Conçue à Balmoral Beach, à Sydney, par l’agence australienne Clinton Murray Architects (Polly Harbison et Clinton Murray) , cette maison sculpturale possède plusieurs qualités. Quatre volumes soigneusement répartis sur le site, créent ainsi une ouverture qui donne sur la rue et qui encadre de belles vues.
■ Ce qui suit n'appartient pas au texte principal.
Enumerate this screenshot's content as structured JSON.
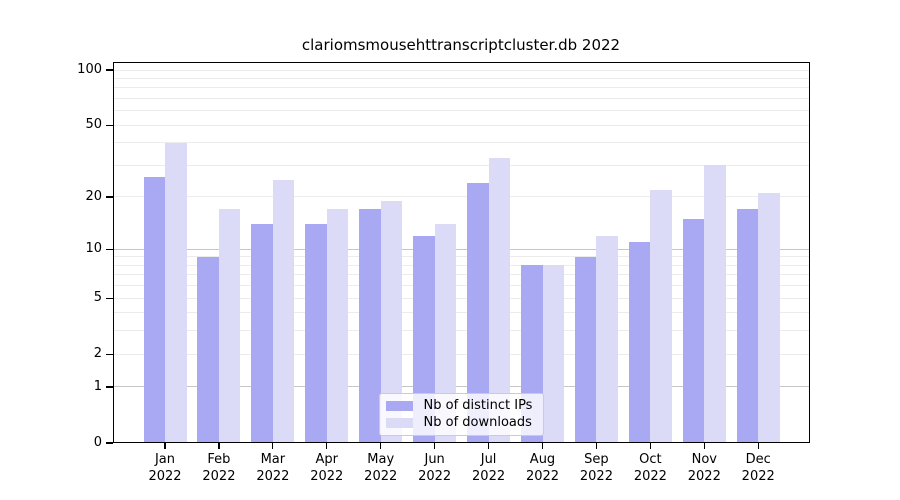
{
  "title": "clariomsmousehttranscriptcluster.db 2022",
  "chart_data": {
    "type": "bar",
    "title": "clariomsmousehttranscriptcluster.db 2022",
    "categories": [
      "Jan",
      "Feb",
      "Mar",
      "Apr",
      "May",
      "Jun",
      "Jul",
      "Aug",
      "Sep",
      "Oct",
      "Nov",
      "Dec"
    ],
    "year_label": "2022",
    "series": [
      {
        "name": "Nb of distinct IPs",
        "color": "#a9a9f3",
        "values": [
          26,
          9,
          14,
          14,
          17,
          12,
          24,
          8,
          9,
          11,
          15,
          17
        ]
      },
      {
        "name": "Nb of downloads",
        "color": "#dbdbf8",
        "values": [
          40,
          17,
          25,
          17,
          19,
          14,
          33,
          8,
          12,
          22,
          30,
          21
        ]
      }
    ],
    "y_axis": {
      "scale": "log10(value+1)",
      "range": [
        0,
        110
      ],
      "tick_labels": [
        "100",
        "50",
        "20",
        "10",
        "5",
        "2",
        "1",
        "0"
      ],
      "tick_values": [
        100,
        50,
        20,
        10,
        5,
        2,
        1,
        0
      ],
      "major_gridlines": [
        1,
        10
      ],
      "minor_gridlines": [
        2,
        3,
        4,
        5,
        6,
        7,
        8,
        9,
        20,
        30,
        40,
        50,
        60,
        70,
        80,
        90,
        100
      ]
    },
    "x_axis": {
      "tick_labels_line2": "2022"
    },
    "legend": {
      "position": "lower center",
      "entries": [
        "Nb of distinct IPs",
        "Nb of downloads"
      ]
    },
    "grid": true
  },
  "colors": {
    "bar_ips": "#a9a9f3",
    "bar_downloads": "#dbdbf8",
    "grid_minor": "#ececec",
    "grid_major": "#c6c6c6",
    "axis": "#000000",
    "legend_border": "#cccccc",
    "background": "#ffffff"
  }
}
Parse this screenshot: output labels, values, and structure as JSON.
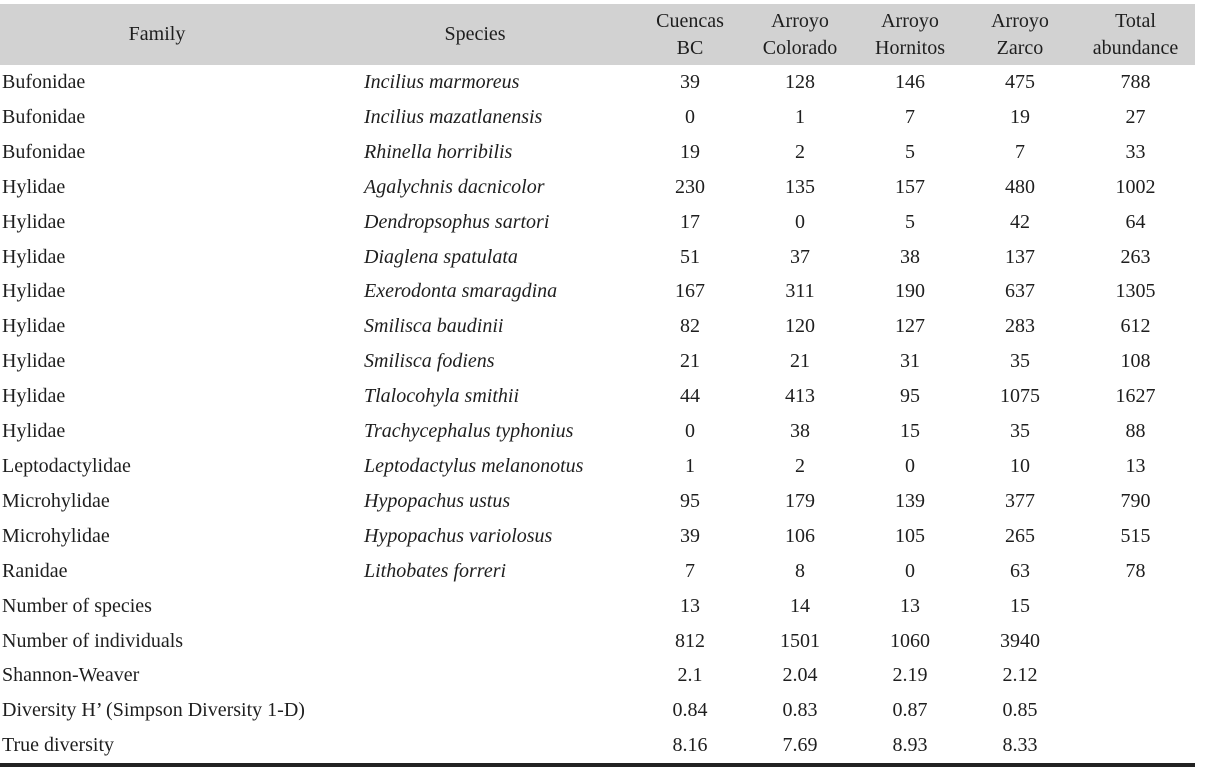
{
  "table": {
    "columns": [
      {
        "name": "family",
        "lines": [
          "Family"
        ]
      },
      {
        "name": "species",
        "lines": [
          "Species"
        ]
      },
      {
        "name": "cuencas-bc",
        "lines": [
          "Cuencas",
          "BC"
        ]
      },
      {
        "name": "arroyo-colorado",
        "lines": [
          "Arroyo",
          "Colorado"
        ]
      },
      {
        "name": "arroyo-hornitos",
        "lines": [
          "Arroyo",
          "Hornitos"
        ]
      },
      {
        "name": "arroyo-zarco",
        "lines": [
          "Arroyo",
          "Zarco"
        ]
      },
      {
        "name": "total-abundance",
        "lines": [
          "Total",
          "abundance"
        ]
      }
    ],
    "rows": [
      {
        "family": "Bufonidae",
        "species": "Incilius marmoreus",
        "values": [
          "39",
          "128",
          "146",
          "475",
          "788"
        ]
      },
      {
        "family": "Bufonidae",
        "species": "Incilius mazatlanensis",
        "values": [
          "0",
          "1",
          "7",
          "19",
          "27"
        ]
      },
      {
        "family": "Bufonidae",
        "species": "Rhinella horribilis",
        "values": [
          "19",
          "2",
          "5",
          "7",
          "33"
        ]
      },
      {
        "family": "Hylidae",
        "species": "Agalychnis dacnicolor",
        "values": [
          "230",
          "135",
          "157",
          "480",
          "1002"
        ]
      },
      {
        "family": "Hylidae",
        "species": "Dendropsophus sartori",
        "values": [
          "17",
          "0",
          "5",
          "42",
          "64"
        ]
      },
      {
        "family": "Hylidae",
        "species": "Diaglena spatulata",
        "values": [
          "51",
          "37",
          "38",
          "137",
          "263"
        ]
      },
      {
        "family": "Hylidae",
        "species": "Exerodonta smaragdina",
        "values": [
          "167",
          "311",
          "190",
          "637",
          "1305"
        ]
      },
      {
        "family": "Hylidae",
        "species": "Smilisca baudinii",
        "values": [
          "82",
          "120",
          "127",
          "283",
          "612"
        ]
      },
      {
        "family": "Hylidae",
        "species": "Smilisca fodiens",
        "values": [
          "21",
          "21",
          "31",
          "35",
          "108"
        ]
      },
      {
        "family": "Hylidae",
        "species": "Tlalocohyla smithii",
        "values": [
          "44",
          "413",
          "95",
          "1075",
          "1627"
        ]
      },
      {
        "family": "Hylidae",
        "species": "Trachycephalus typhonius",
        "values": [
          "0",
          "38",
          "15",
          "35",
          "88"
        ]
      },
      {
        "family": "Leptodactylidae",
        "species": "Leptodactylus melanonotus",
        "values": [
          "1",
          "2",
          "0",
          "10",
          "13"
        ]
      },
      {
        "family": "Microhylidae",
        "species": "Hypopachus ustus",
        "values": [
          "95",
          "179",
          "139",
          "377",
          "790"
        ]
      },
      {
        "family": "Microhylidae",
        "species": "Hypopachus variolosus",
        "values": [
          "39",
          "106",
          "105",
          "265",
          "515"
        ]
      },
      {
        "family": "Ranidae",
        "species": "Lithobates forreri",
        "values": [
          "7",
          "8",
          "0",
          "63",
          "78"
        ]
      },
      {
        "family": "Number of species",
        "species": "",
        "values": [
          "13",
          "14",
          "13",
          "15",
          ""
        ]
      },
      {
        "family": "Number of individuals",
        "species": "",
        "values": [
          "812",
          "1501",
          "1060",
          "3940",
          ""
        ]
      },
      {
        "family": "Shannon-Weaver",
        "species": "",
        "values": [
          "2.1",
          "2.04",
          "2.19",
          "2.12",
          ""
        ]
      },
      {
        "family": "Diversity H’ (Simpson Diversity 1-D)",
        "species": "",
        "values": [
          "0.84",
          "0.83",
          "0.87",
          "0.85",
          ""
        ]
      },
      {
        "family": "True diversity",
        "species": "",
        "values": [
          "8.16",
          "7.69",
          "8.93",
          "8.33",
          ""
        ]
      }
    ],
    "colors": {
      "header_bg": "#d2d2d2",
      "text": "#1e1e1e",
      "bottom_rule": "#222222"
    }
  }
}
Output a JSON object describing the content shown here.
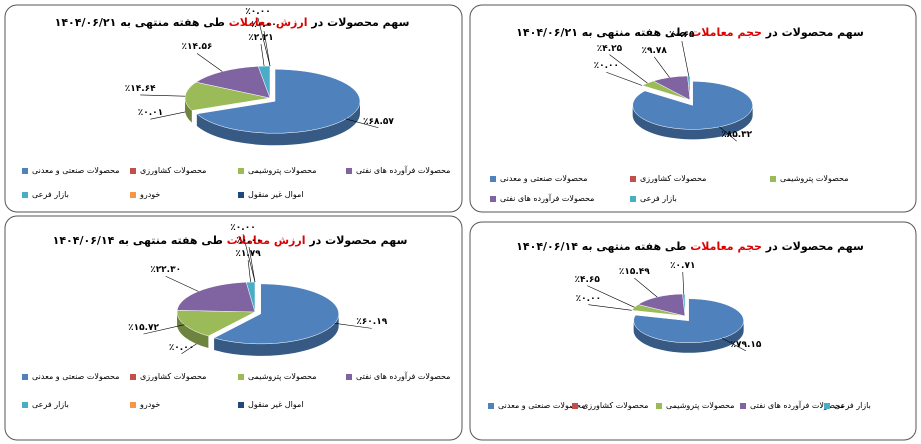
{
  "chart_data": [
    {
      "type": "pie",
      "title_start": "سهم محصولات در ",
      "title_highlight": "ارزش معاملات",
      "title_end": " طی هفته منتهی به ۱۴۰۴/۰۶/۲۱",
      "categories": [
        "محصولات صنعتی و معدنی",
        "محصولات کشاورزی",
        "محصولات پتروشیمی",
        "محصولات فرآورده های نفتی",
        "بازار فرعی",
        "خودرو",
        "اموال غیر منقول"
      ],
      "values": [
        68.57,
        0.01,
        14.64,
        14.56,
        2.21,
        0,
        0
      ],
      "value_labels": [
        "٪۶۸.۵۷",
        "٪۰.۰۱",
        "٪۱۴.۶۴",
        "٪۱۴.۵۶",
        "٪۲.۲۱",
        "٪۰.۰۰",
        "٪۰.۰۰"
      ],
      "colors": [
        "#4f81bd",
        "#c0504d",
        "#9bbb59",
        "#8064a2",
        "#4bacc6",
        "#f79646",
        "#1f497d"
      ]
    },
    {
      "type": "pie",
      "title_start": "سهم محصولات در ",
      "title_highlight": "حجم معاملات",
      "title_end": "  طی هفته منتهی به ۱۴۰۴/۰۶/۲۱",
      "categories": [
        "محصولات صنعتی و معدنی",
        "محصولات کشاورزی",
        "محصولات پتروشیمی",
        "محصولات فرآورده های نفتی",
        "بازار فرعی"
      ],
      "values": [
        85.32,
        0,
        4.25,
        9.78,
        0.65
      ],
      "value_labels": [
        "٪۸۵.۳۲",
        "٪۰.۰۰",
        "٪۴.۲۵",
        "٪۹.۷۸",
        "٪۰.۶۵"
      ],
      "colors": [
        "#4f81bd",
        "#c0504d",
        "#9bbb59",
        "#8064a2",
        "#4bacc6"
      ]
    },
    {
      "type": "pie",
      "title_start": "سهم محصولات در ",
      "title_highlight": "ارزش معاملات",
      "title_end": " طی هفته منتهی به ۱۴۰۴/۰۶/۱۴",
      "categories": [
        "محصولات صنعتی و معدنی",
        "محصولات کشاورزی",
        "محصولات پتروشیمی",
        "محصولات فرآورده های نفتی",
        "بازار فرعی",
        "خودرو",
        "اموال غیر منقول"
      ],
      "values": [
        60.19,
        0,
        15.72,
        22.3,
        1.79,
        0,
        0
      ],
      "value_labels": [
        "٪۶۰.۱۹",
        "٪۰.۰۰",
        "٪۱۵.۷۲",
        "٪۲۲.۳۰",
        "٪۱.۷۹",
        "٪۰.۰۰",
        "٪۰.۰۰"
      ],
      "colors": [
        "#4f81bd",
        "#c0504d",
        "#9bbb59",
        "#8064a2",
        "#4bacc6",
        "#f79646",
        "#1f497d"
      ]
    },
    {
      "type": "pie",
      "title_start": "سهم محصولات در ",
      "title_highlight": "حجم معاملات",
      "title_end": "  طی هفته منتهی به ۱۴۰۴/۰۶/۱۴",
      "categories": [
        "محصولات صنعتی و معدنی",
        "محصولات کشاورزی",
        "محصولات پتروشیمی",
        "محصولات فرآورده های نفتی",
        "بازار فرعی"
      ],
      "values": [
        79.15,
        0,
        4.65,
        15.49,
        0.71
      ],
      "value_labels": [
        "٪۷۹.۱۵",
        "٪۰.۰۰",
        "٪۴.۶۵",
        "٪۱۵.۴۹",
        "٪۰.۷۱"
      ],
      "colors": [
        "#4f81bd",
        "#c0504d",
        "#9bbb59",
        "#8064a2",
        "#4bacc6"
      ]
    }
  ]
}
Une palette rigoureuse et raffinée de béton découpé, de bois et de laiton complète la beauté naturelle du site et constitue une toile de fond pour la collection artistique du propriétaire des lieux. C’est donc, l’amour de l’art de leur client qui a inspiré les architectes à concevoir les détails qui forment cette maison sculpturale.

Tout d’abord, il ne fallait pas oublier qu’il s’agissait de la conception d’une maison et non pas d’une galerie d’art. De même, dès le départ, les propriétaires étaient déterminés à tirer le meilleur parti de la belle vue sur la plage et le port. C’est pourquoi, les architectes ont cherché leur inspiration dans les œuvres de l’artiste et le sculpteur américano-japonais Isamu Noguchi connu par ses sculptures emblématiques qui se courbent et se tordent dans une maîtrise qui lui est propre.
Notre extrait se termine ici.